No depoimento que se arrastou por nove horas, na segunda, 11, ex-ajudante de ordens detalhou que durante um encontro o ex-presidente recebeu de seu então assessor Filipe Martins o rascunho de uma minuta de decreto golpista
Por Pepita Ortega | O Estado de S.Paulo
No longo depoimento à Polícia Federal, prestado nesta última segunda, 11, o ex-ajudante de ordens da Presidência, tenente-coronel do Exército Mauro Cid, delator, confirmou detalhes de uma série de encontros com a presença do ex-presidente Jair Bolsonaro e da cúpula de seu governo para debaterem um plano de golpe de Estado. O militar afirmou não ter participado da discussão entre Bolsonaro e o alto escalão das Forças Armadas sobre o mesmo tema. O relato de Mauro Cid durou cerca de nove horas.

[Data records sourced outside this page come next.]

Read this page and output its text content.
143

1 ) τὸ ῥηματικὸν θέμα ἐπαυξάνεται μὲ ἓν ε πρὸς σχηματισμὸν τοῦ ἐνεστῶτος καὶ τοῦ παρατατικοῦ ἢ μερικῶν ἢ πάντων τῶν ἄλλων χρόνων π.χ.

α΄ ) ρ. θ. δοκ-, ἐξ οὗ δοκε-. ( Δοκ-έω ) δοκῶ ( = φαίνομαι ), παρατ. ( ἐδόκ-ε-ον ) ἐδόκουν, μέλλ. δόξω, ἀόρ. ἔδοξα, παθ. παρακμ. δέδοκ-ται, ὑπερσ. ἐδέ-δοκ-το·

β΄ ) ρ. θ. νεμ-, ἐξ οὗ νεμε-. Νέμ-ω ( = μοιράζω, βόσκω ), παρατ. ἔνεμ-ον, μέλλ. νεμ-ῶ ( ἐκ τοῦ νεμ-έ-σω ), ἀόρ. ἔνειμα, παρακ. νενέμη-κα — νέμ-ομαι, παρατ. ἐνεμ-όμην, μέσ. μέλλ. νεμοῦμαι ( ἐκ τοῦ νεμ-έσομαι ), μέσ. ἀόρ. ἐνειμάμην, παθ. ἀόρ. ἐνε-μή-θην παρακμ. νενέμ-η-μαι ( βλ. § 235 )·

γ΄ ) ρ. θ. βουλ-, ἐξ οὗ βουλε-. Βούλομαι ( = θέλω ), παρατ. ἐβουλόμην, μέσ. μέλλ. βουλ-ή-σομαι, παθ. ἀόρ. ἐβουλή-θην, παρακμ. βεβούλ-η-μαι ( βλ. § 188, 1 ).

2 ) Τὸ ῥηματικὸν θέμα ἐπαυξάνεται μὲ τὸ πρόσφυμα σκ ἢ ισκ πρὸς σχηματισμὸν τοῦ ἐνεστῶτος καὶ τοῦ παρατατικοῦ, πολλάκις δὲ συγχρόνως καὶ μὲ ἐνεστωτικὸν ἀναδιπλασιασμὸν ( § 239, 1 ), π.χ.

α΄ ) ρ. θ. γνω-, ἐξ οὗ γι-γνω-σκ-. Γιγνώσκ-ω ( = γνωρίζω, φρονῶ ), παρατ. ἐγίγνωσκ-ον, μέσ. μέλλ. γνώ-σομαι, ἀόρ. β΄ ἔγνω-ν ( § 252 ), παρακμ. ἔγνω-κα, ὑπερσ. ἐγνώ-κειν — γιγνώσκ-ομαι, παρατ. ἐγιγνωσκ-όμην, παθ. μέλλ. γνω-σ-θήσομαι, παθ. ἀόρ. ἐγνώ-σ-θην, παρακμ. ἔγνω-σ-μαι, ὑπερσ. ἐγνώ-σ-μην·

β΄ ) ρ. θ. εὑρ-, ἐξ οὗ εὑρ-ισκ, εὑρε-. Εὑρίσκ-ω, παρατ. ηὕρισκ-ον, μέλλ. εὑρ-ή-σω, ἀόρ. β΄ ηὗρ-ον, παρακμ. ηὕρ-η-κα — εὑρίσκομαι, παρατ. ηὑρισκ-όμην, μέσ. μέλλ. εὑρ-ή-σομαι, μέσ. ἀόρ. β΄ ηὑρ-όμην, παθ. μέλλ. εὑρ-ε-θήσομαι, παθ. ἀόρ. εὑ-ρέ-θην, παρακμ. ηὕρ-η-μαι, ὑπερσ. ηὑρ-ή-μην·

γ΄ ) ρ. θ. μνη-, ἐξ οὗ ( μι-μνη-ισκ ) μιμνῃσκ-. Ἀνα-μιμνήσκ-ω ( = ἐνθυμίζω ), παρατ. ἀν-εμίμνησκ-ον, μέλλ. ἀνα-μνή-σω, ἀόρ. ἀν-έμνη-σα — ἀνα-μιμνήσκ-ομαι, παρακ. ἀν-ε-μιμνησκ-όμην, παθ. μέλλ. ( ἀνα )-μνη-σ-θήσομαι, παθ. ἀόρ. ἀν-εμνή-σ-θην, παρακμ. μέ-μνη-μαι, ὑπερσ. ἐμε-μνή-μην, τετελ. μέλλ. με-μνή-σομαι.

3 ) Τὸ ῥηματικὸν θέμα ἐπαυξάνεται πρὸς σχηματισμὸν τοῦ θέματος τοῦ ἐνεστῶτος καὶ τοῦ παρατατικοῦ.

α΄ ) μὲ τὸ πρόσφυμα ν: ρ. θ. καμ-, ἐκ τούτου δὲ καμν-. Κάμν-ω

Mauro Cid afirma que Bolsonaro "mexeu" no rascunho de decreto golpista. Foto: Reprodução/Processo judicial Foto: Reprodução/Processo judicial |
Ele declarou à PF que em uma reunião o ex-presidente recebeu de seu então assessor Filipe Martins o rascunho de uma minuta de decreto golpista. Detalhou encontro com o comando das Forças Armadas para uma ‘sondagem’ de apoio ao eventual golpe.
O ex-ajudante de ordens de Bolsonaro também foi questionado sobre a reunião de 5 de julho de 2022, na qual o ex-presidente disse que ‘o plano B tem que pôr em prática agora’. O vídeo do encontro foi resgatado pelos investigadores no computador de Mauro Cid.
Ele reiterou detalhes de sua delação premiada, que abrange informações de interesse dos inquéritos sobre as joias sauditas, a suposta fraude na carteira de vacinação do ex-presidente e o plano de golpe de Estado.
A oitiva foi considerada uma espécie de ‘chaveamento’ dos relatos de Cid. Ela seria dividida em dois dias, mas a pedido da defesa, o depoimento foi todo concentrado na segunda, 11, e por isso se estendeu até por volta de meia noite.
O militar conversou com os investigadores após o ex-comandante do Exército, general Marco Antônio Freire Gomes, confirmar a participação em reuniões em que foi debatida a ‘minuta do golpe’. Freire Gomes foi chamado a depor por causa de mensagens trocadas com Mauro Cid, as quais colocam Bolsonaro no centro da suposta trama golpista sob investigação da PF.
Cid já havia relatado à PF que apenas o então comandante da Marinha, almirante Almir Garnier Santos, teria aderido à proposta de Bolsonaro. Freire Gomes, então comandante do Exército, repudiou com veemência o movimento e o comandante da Aeronáutica, tenente-brigadeiro Carlos de Almeida Baptista Júnior, também não acolheu a proposta. Baptista Júnior foi enfático e advertiu que não abriria mão de sua posição legalista.
A oposição de Freire Gomes e de Baptista Júnior à trama levou o general Walter Braga Netto, ex-ministro da Defesa, a classificar o ex-chefe do Exército de ‘cagão’ em mensagem pelo WatsApp - interceptada pela PF - endereçada ao capitão reformado do Exército Ailton Gonçalves Moraes Barros, também investigado.
Braga Netto afirmou que a ‘culpa pelo que está acontecendo e acontecerá é do general Freire Gomes’ e que a ‘omissão e indecisão não cabem a um combatente’.